"Caccia, con una lettera l'Ue ha bocciato il Ddl 'sparatutto': il governo non può indebolire il ruolo di Ispra e portare avanti un provvedimento illegale"
Le associazioni animaliste denunciano: “Lettera shock di Bruxelles dello scorso dicembre, il Ddl 1552 viola le Direttive Ue". Andrea Zanoni (Europa Verde): "Il governo non può legiferare sotto dettatura della lobby venatoria: chiediamo il ritiro immediato del testo per evitare una scontata procedura d’infrazione e per proteggere la fauna selvatica"

ROMA. "Siamo di fronte a un fatto di una gravità inaudita: il Governo Meloni ha tenuto nascosta per mesi una lettera ufficiale della Commissione Europea che boccia senza appello il Ddl 1552. È ormai evidente che il governo e il parlamento non possono continuare a scrivere le leggi sotto dettatura della lobby venatoria, calpestando le norme comunitarie e il buonsenso".
A dichiararlo è Andrea Zanoni, coordinatore dell’osservatorio diritti animali di Europa Verde.
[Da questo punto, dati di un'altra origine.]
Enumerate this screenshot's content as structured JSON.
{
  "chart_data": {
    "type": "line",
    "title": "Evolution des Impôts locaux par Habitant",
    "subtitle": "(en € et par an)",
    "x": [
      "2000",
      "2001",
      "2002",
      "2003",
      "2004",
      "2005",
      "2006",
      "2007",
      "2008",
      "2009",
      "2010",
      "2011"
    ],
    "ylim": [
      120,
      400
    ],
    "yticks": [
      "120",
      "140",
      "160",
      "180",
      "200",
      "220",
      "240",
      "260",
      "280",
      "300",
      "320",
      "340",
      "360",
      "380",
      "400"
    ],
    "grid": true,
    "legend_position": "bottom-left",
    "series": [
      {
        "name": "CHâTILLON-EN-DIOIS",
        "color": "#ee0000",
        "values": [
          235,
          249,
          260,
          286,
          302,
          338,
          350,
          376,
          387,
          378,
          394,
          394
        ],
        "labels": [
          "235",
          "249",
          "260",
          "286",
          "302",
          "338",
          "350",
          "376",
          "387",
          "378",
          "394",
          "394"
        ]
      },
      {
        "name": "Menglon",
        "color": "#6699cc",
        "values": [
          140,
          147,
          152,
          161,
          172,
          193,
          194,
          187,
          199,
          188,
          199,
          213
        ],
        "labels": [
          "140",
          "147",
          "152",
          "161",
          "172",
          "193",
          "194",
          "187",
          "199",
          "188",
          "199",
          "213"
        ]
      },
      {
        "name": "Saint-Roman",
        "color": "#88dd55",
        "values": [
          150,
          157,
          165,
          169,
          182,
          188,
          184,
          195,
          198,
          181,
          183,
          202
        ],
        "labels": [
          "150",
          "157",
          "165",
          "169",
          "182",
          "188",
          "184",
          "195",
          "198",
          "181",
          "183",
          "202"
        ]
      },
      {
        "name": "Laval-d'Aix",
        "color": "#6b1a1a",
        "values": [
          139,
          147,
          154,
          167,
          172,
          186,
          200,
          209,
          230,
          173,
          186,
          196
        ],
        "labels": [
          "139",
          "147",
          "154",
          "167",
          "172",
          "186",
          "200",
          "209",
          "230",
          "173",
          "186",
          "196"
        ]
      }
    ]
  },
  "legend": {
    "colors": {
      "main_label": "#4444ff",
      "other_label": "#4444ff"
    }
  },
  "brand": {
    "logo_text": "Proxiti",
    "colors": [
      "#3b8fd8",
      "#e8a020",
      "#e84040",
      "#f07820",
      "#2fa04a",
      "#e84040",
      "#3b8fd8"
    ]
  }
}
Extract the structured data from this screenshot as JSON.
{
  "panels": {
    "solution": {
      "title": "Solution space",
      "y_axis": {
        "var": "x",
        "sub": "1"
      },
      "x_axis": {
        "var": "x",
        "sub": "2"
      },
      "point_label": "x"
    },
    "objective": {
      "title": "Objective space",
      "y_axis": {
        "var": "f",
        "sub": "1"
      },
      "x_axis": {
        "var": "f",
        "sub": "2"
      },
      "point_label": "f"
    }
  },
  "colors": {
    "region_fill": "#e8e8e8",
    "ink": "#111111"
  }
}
La missiva di Bruxelles, arrivata alle associazioni animaliste Lav, Enpa, Lac, Legambiente, Lipu-BirdLife Italia e Wwf Italia e datata 18 dicembre 2025, evidenzia come le modifiche alla legge 157/92, il Ddl definito "sparatutto", siano "in aperto conflitto con le Direttive Ue Uccelli e Habitat".
“Bruxelles ha sollevato critiche pesantissime, in particolare sulle deroghe ai calendari venatori”, prosegue Zanoni. “Il Ddl 1552 punta a estendere la stagione di caccia oltre i limiti scientifici e, cosa ancora più grave, vuole trasformare il parere dell'Ispra da vincolante a puramente consultivo. Declassare l'Istituto Superiore per la Protezione e la Ricerca Ambientale significa privare la tutela della fauna di ogni base scientifica certa, esponendo le Regioni a continui ricorsi e l'Italia a sanzioni europee milionarie”.
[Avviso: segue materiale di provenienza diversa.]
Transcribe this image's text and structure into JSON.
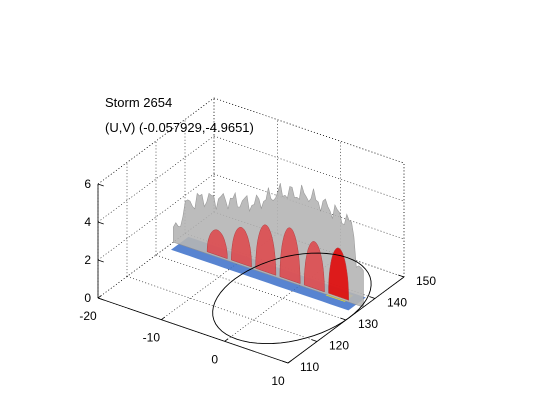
{
  "figure": {
    "title": "Storm 2654",
    "subtitle": "(U,V) (-0.057929,-4.9651)"
  },
  "chart_data": {
    "type": "3d-surface",
    "title": "Storm 2654",
    "subtitle": "(U,V) (-0.057929,-4.9651)",
    "xlabel": "",
    "ylabel": "",
    "zlabel": "",
    "axes": {
      "x": {
        "ticks": [
          -20,
          -10,
          0,
          10
        ],
        "range": [
          -20,
          10
        ]
      },
      "y": {
        "ticks": [
          110,
          120,
          130,
          140,
          150
        ],
        "range": [
          110,
          150
        ]
      },
      "z": {
        "ticks": [
          0,
          2,
          4,
          6
        ],
        "range": [
          0,
          6
        ]
      }
    },
    "grid": true,
    "legend": "none",
    "colors": {
      "shell": "#b5b5b5",
      "core": "#e0464a",
      "core_bright": "#e30000",
      "base_low": "#3b6fc9",
      "base_high": "#d7d53a"
    },
    "isosurfaces": [
      {
        "name": "outer-shell",
        "x_range": [
          -20,
          10
        ],
        "peak_heights": [
          1.6,
          2.8,
          3.2,
          3.5,
          4.6,
          4.9,
          4.5,
          3.8
        ]
      },
      {
        "name": "inner-core",
        "x_range": [
          -15,
          8
        ],
        "peak_heights": [
          1.4,
          2.0,
          2.6,
          2.9,
          2.6,
          2.7
        ]
      }
    ],
    "track_outline": {
      "shape": "closed-loop",
      "x_range": [
        -8,
        10
      ],
      "y_range": [
        112,
        150
      ]
    }
  }
}
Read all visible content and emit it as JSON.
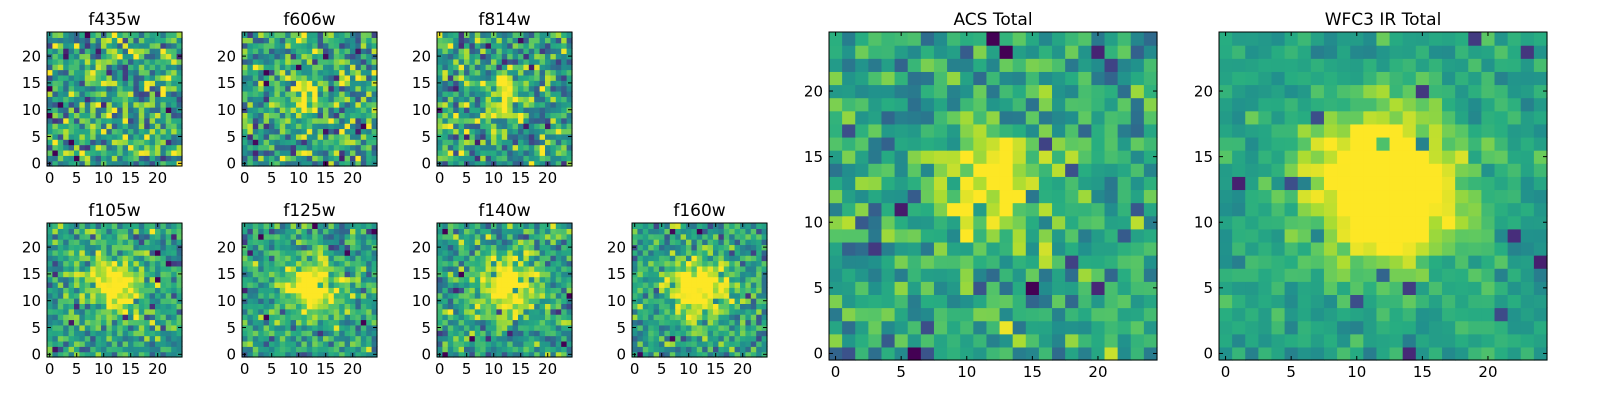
{
  "chart_data": [
    {
      "type": "heatmap",
      "title": "f435w",
      "x_ticks": [
        0,
        5,
        10,
        15,
        20
      ],
      "y_ticks": [
        0,
        5,
        10,
        15,
        20
      ],
      "xlim": [
        -0.5,
        24.5
      ],
      "ylim": [
        -0.5,
        24.5
      ],
      "grid_size": 25,
      "source_center": [
        12,
        12
      ],
      "source_peak": 0.05,
      "source_sigma": 4,
      "noise_level": 0.45,
      "seed": 11
    },
    {
      "type": "heatmap",
      "title": "f606w",
      "x_ticks": [
        0,
        5,
        10,
        15,
        20
      ],
      "y_ticks": [
        0,
        5,
        10,
        15,
        20
      ],
      "xlim": [
        -0.5,
        24.5
      ],
      "ylim": [
        -0.5,
        24.5
      ],
      "grid_size": 25,
      "source_center": [
        11.5,
        12.5
      ],
      "source_peak": 0.45,
      "source_sigma": 2.5,
      "noise_level": 0.4,
      "seed": 23
    },
    {
      "type": "heatmap",
      "title": "f814w",
      "x_ticks": [
        0,
        5,
        10,
        15,
        20
      ],
      "y_ticks": [
        0,
        5,
        10,
        15,
        20
      ],
      "xlim": [
        -0.5,
        24.5
      ],
      "ylim": [
        -0.5,
        24.5
      ],
      "grid_size": 25,
      "source_center": [
        12,
        12.5
      ],
      "source_peak": 0.45,
      "source_sigma": 2.5,
      "noise_level": 0.4,
      "seed": 37
    },
    {
      "type": "heatmap",
      "title": "f105w",
      "x_ticks": [
        0,
        5,
        10,
        15,
        20
      ],
      "y_ticks": [
        0,
        5,
        10,
        15,
        20
      ],
      "xlim": [
        -0.5,
        24.5
      ],
      "ylim": [
        -0.5,
        24.5
      ],
      "grid_size": 25,
      "source_center": [
        12,
        12.5
      ],
      "source_peak": 0.55,
      "source_sigma": 3.5,
      "noise_level": 0.3,
      "seed": 41
    },
    {
      "type": "heatmap",
      "title": "f125w",
      "x_ticks": [
        0,
        5,
        10,
        15,
        20
      ],
      "y_ticks": [
        0,
        5,
        10,
        15,
        20
      ],
      "xlim": [
        -0.5,
        24.5
      ],
      "ylim": [
        -0.5,
        24.5
      ],
      "grid_size": 25,
      "source_center": [
        12,
        12.5
      ],
      "source_peak": 0.55,
      "source_sigma": 3.5,
      "noise_level": 0.3,
      "seed": 53
    },
    {
      "type": "heatmap",
      "title": "f140w",
      "x_ticks": [
        0,
        5,
        10,
        15,
        20
      ],
      "y_ticks": [
        0,
        5,
        10,
        15,
        20
      ],
      "xlim": [
        -0.5,
        24.5
      ],
      "ylim": [
        -0.5,
        24.5
      ],
      "grid_size": 25,
      "source_center": [
        12.5,
        12.5
      ],
      "source_peak": 0.6,
      "source_sigma": 3.8,
      "noise_level": 0.32,
      "seed": 67
    },
    {
      "type": "heatmap",
      "title": "f160w",
      "x_ticks": [
        0,
        5,
        10,
        15,
        20
      ],
      "y_ticks": [
        0,
        5,
        10,
        15,
        20
      ],
      "xlim": [
        -0.5,
        24.5
      ],
      "ylim": [
        -0.5,
        24.5
      ],
      "grid_size": 25,
      "source_center": [
        12,
        12.5
      ],
      "source_peak": 0.65,
      "source_sigma": 3.5,
      "noise_level": 0.3,
      "seed": 79
    },
    {
      "type": "heatmap",
      "title": "ACS Total",
      "x_ticks": [
        0,
        5,
        10,
        15,
        20
      ],
      "y_ticks": [
        0,
        5,
        10,
        15,
        20
      ],
      "xlim": [
        -0.5,
        24.5
      ],
      "ylim": [
        -0.5,
        24.5
      ],
      "grid_size": 25,
      "source_center": [
        12,
        13
      ],
      "source_peak": 0.45,
      "source_sigma": 3,
      "noise_level": 0.28,
      "seed": 97
    },
    {
      "type": "heatmap",
      "title": "WFC3 IR Total",
      "x_ticks": [
        0,
        5,
        10,
        15,
        20
      ],
      "y_ticks": [
        0,
        5,
        10,
        15,
        20
      ],
      "xlim": [
        -0.5,
        24.5
      ],
      "ylim": [
        -0.5,
        24.5
      ],
      "grid_size": 25,
      "source_center": [
        12,
        12.5
      ],
      "source_peak": 0.75,
      "source_sigma": 4,
      "noise_level": 0.14,
      "seed": 131
    }
  ]
}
Nel testo della lettera, scrivono le associazioni, la Commissione europea contesta punto per punto le illegalità del provvedimento.
Deroghe e calendari: La rimozione del limite massimo del 10 febbraio per la caccia e il declassamento di Ispra minano il sistema di protezione, violando i periodi di riproduzione e migrazione stabiliti dal 'Key Concept Document'.
Aziende venatorie: L’estensione della caccia fuori stagione nelle aziende agrituristico-venatorie renderebbe impossibile distinguere i capi di allevamento da quelli selvatici, mettendo a rischio la biodiversità.
Visori notturni: L’uso di dispositivi optoelettronici per la caccia di selezione è considerato un mezzo vietato dalla Direttiva Habitat.
Richiami vivi: La liberalizzazione del numero di richiami e la mancanza di tracciabilità favoriscono il bracconaggio e il traffico illegale di uccelli selvatici anche in violazione del Piano Nazionale di contrasto al bracconaggio..
"Alleanza Verdi e Sinistra darà battaglia durissima in Commissione e in Parlamento per affossare questo Ddl”, conclude Zanoni. “Il Governo ha provato a nascondere la verità mentre accusava le opposizioni di diffondere fake news. Oggi scopriamo che i veri 'irresponsabili' sono coloro che, per qualche voto, sono pronti a svendere il nostro patrimonio naturale. Chiediamo il ritiro immediato del testo per evitare una scontata procedura d’infrazione e per proteggere la fauna selvatica, bene comune protetto dalla nostra Costituzione".